As Connie laced her impatient daughter, she privately reflected that a girl of thirteen was sometimes a curious object. Soon the child must be supplanted by the woman, and yet the round, high brow, the soft cheeks, and bright color of childhood lingered still in Ellen’s face. For those who did not wish to acknowledge the passing of time, perhaps that was a comfort—and Connie knew that Edwin was among that number. But for those with eyes to see—for a mother—each day past thirteen the child walked further away as the woman-to-be stepped a little closer. As Connie tied the sash of ivory ribbon tight, she was both sad and proud to observe the changes in her daughter.
In this last year, Ellen had begun to grow—the deep hem on the skirt acknowledged that fact. Soon, perhaps, she would be taller than her mother. Ellen’s shoulders, too, were wider than Connie’s had ever been, and extra room had been allowed in the bodice of the gown. As yet, there were only the smallest of swellings upon Ellen’s upper ribs, and if her daughter seemed oblivious to the promise of this changed contour, Connie was not.
“No one will ever guess, will they, Mama?”
Connie startled from her reverie. “What, child?”
“That you fashioned this lovely thing? It does not look at all homemade.” Ellen twirled away and picked up one edge of the skirt, as if to display a train. “Only from Paris, my dear, might we expect such excellence of cut.

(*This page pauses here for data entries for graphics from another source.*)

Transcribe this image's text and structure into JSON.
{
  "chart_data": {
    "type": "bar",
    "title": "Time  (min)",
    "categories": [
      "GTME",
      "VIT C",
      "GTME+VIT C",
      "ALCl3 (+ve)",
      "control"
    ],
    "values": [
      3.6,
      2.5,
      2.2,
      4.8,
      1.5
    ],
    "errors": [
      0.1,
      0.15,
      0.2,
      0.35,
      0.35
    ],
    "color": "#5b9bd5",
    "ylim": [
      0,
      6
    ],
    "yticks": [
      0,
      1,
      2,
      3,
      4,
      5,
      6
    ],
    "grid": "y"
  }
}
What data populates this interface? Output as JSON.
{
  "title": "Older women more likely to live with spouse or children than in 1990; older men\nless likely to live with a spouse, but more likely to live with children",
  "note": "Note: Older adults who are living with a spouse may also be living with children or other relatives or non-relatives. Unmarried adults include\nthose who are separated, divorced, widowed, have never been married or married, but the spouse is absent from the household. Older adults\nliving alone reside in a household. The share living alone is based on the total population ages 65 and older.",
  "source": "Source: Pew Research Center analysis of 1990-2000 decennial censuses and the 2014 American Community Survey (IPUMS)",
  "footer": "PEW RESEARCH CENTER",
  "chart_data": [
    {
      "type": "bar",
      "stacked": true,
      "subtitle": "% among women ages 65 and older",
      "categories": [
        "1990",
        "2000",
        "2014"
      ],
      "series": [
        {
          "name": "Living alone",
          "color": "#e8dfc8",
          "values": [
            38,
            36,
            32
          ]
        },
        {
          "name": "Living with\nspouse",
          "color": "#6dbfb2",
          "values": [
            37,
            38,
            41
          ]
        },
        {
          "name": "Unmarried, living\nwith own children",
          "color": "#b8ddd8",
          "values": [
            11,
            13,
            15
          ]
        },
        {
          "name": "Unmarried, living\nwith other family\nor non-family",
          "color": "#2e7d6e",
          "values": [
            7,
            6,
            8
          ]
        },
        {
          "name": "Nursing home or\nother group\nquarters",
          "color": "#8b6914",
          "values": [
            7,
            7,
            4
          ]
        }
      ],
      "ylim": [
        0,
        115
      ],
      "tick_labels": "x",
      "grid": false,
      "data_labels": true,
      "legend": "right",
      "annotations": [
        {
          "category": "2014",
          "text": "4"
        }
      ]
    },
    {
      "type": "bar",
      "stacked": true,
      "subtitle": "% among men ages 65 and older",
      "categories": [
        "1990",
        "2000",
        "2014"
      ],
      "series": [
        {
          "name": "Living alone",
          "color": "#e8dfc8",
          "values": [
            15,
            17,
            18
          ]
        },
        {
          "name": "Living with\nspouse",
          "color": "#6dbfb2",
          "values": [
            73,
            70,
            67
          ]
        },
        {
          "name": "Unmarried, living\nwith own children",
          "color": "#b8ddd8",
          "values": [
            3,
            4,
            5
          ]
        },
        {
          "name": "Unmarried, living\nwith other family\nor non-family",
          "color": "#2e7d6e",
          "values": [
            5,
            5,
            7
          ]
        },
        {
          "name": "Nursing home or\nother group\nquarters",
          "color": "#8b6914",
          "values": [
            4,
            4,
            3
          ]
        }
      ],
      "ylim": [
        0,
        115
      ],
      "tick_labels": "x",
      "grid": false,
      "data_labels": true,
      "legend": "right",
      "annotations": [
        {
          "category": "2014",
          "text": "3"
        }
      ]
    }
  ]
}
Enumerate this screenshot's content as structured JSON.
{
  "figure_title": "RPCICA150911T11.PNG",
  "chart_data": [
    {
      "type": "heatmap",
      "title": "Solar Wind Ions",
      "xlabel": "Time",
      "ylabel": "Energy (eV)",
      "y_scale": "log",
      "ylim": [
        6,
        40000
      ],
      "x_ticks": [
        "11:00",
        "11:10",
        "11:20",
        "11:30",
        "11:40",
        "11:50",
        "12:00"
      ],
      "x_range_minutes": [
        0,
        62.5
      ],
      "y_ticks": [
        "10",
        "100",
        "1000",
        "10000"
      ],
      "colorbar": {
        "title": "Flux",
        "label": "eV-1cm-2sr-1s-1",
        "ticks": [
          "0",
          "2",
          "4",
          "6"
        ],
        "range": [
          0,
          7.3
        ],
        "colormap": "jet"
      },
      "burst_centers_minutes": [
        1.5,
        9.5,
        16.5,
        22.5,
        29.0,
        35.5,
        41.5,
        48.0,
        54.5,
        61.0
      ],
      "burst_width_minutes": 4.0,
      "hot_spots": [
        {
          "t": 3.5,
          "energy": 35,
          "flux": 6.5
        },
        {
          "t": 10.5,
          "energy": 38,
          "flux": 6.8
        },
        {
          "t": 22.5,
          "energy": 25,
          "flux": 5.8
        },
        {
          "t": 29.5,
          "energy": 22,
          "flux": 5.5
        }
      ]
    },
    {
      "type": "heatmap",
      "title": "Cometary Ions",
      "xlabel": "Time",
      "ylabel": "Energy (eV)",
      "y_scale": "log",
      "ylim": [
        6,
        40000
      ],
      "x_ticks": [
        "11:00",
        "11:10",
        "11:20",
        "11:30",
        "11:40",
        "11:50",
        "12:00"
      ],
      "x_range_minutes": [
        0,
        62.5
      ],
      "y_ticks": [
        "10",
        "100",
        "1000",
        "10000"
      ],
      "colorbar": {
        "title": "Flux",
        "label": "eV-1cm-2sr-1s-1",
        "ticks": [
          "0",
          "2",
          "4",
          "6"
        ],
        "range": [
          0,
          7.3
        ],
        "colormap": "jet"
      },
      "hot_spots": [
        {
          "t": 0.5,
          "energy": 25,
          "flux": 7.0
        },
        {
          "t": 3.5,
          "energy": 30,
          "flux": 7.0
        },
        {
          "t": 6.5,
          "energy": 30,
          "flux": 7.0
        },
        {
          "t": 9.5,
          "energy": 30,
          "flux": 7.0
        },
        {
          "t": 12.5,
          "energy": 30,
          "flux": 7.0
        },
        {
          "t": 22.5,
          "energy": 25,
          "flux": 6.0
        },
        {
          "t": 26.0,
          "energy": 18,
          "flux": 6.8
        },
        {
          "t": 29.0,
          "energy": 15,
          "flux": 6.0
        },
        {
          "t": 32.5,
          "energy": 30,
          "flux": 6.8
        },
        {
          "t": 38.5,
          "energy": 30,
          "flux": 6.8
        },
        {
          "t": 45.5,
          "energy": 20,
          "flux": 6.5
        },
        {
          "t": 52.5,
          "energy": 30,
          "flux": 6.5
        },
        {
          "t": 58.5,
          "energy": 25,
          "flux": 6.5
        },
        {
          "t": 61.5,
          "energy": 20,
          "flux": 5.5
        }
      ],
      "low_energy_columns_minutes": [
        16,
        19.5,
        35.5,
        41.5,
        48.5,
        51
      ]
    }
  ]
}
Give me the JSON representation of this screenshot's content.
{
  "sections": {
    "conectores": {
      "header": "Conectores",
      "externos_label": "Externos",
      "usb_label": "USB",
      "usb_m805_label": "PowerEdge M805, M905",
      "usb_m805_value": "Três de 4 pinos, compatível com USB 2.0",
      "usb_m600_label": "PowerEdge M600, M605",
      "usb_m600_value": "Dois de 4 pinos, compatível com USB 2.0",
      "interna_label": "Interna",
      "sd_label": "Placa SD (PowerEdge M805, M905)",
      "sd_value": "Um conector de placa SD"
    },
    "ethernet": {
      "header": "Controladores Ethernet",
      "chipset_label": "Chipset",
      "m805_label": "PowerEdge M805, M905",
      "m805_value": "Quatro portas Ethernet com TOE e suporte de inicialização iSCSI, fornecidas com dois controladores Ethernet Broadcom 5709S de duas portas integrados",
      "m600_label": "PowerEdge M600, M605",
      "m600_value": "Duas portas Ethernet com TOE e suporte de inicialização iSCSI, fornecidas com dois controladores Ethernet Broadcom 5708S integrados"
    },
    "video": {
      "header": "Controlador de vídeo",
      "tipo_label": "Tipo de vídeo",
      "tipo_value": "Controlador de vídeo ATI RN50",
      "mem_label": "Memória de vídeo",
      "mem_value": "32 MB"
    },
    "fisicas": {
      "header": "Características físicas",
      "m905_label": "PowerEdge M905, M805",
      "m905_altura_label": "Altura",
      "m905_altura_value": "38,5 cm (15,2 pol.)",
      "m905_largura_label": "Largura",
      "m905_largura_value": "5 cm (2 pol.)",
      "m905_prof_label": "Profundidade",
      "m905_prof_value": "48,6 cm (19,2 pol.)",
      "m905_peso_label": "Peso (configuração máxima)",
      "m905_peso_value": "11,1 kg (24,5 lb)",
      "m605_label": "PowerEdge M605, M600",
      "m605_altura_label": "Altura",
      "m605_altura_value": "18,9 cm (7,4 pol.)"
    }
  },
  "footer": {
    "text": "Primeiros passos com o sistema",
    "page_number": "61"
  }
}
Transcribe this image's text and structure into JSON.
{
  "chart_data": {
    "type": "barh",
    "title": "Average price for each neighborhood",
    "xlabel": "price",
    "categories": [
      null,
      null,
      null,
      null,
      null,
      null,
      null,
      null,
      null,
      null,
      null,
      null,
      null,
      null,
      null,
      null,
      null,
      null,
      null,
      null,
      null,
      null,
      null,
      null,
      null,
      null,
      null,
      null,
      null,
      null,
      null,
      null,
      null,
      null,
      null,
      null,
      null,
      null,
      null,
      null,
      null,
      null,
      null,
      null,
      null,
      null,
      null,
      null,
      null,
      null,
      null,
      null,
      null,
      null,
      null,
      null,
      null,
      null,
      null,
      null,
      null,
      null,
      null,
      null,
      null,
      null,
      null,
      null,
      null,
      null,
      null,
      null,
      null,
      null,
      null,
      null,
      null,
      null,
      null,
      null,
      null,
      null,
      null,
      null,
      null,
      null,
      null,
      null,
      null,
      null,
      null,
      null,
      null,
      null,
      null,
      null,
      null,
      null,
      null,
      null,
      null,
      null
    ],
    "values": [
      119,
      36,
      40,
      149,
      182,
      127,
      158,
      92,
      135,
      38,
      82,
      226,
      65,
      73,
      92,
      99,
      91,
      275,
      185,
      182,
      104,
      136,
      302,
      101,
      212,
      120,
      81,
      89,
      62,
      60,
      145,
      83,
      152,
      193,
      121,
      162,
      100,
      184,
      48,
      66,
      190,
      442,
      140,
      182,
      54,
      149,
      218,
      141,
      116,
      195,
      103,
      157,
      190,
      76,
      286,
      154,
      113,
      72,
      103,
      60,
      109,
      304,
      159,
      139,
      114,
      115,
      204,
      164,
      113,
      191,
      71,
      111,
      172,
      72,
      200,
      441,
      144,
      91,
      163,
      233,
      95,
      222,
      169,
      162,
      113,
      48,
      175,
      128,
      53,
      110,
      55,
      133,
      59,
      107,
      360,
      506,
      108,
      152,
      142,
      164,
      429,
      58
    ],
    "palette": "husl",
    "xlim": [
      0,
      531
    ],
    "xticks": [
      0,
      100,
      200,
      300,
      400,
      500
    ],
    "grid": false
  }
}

The work is too fine by far to come from
English
hands.” The girl caught the glacial superiority of a society lady all too well.
Lady Greatorex to perfection,
thought Connie Gowan. “Perhaps
they will think you made the gown, Ellen. Your skill with the needle has much improved.”
It was true. A fair woman, Connie knew that Ellen’s abilities had begun to approach her own. Sewing was an indispensible art in any household—especially a poor one—but she had been delighted for more than practical reasons to watch Ellen’s talents fulfill their early promise in this last year.
When Ellen had sewn her first sampler at age five, it had been clear that her skills were precocious. For Connie’s daughter there were none of the badly set stitches, no knotting and twisting of the yarn that distinguishes the work of a novice. The back of that first piece had been as neat as the front. And by her seventh birthday, Ellen had drawn and cut out the pattern of a dress by herself, and sewn the garment together with almost no assistance. Her choice of fabric, too, demonstrated an instinct for color and an appreciation of style that Connie privately believed to be inborn. Such things could only be encouraged, they could not be taught. Clever and kind was Ellen. What mother could be more blessed?
Why then, when she gazed at her daughter’s happiness, did Connie feel such dread? She tried to tell herself that these were natural fears, the concerns any fond parent might feel as her child approached womanhood. But in her heart she knew the truth. Each week that passed showed that Ellen would grow into a beauty that she herself had never quite attained. Yet, if not guarded by wealth and position, that same grace could prove a blight for those upon whom fate bestowed its most capricious gift.
As Ellen turned this way and that, trying, without success, to see how the whole of the dress appeared in the looking glass, she caught her mother’s eye. “Is something wrong, Mama? Does the gown not look well?”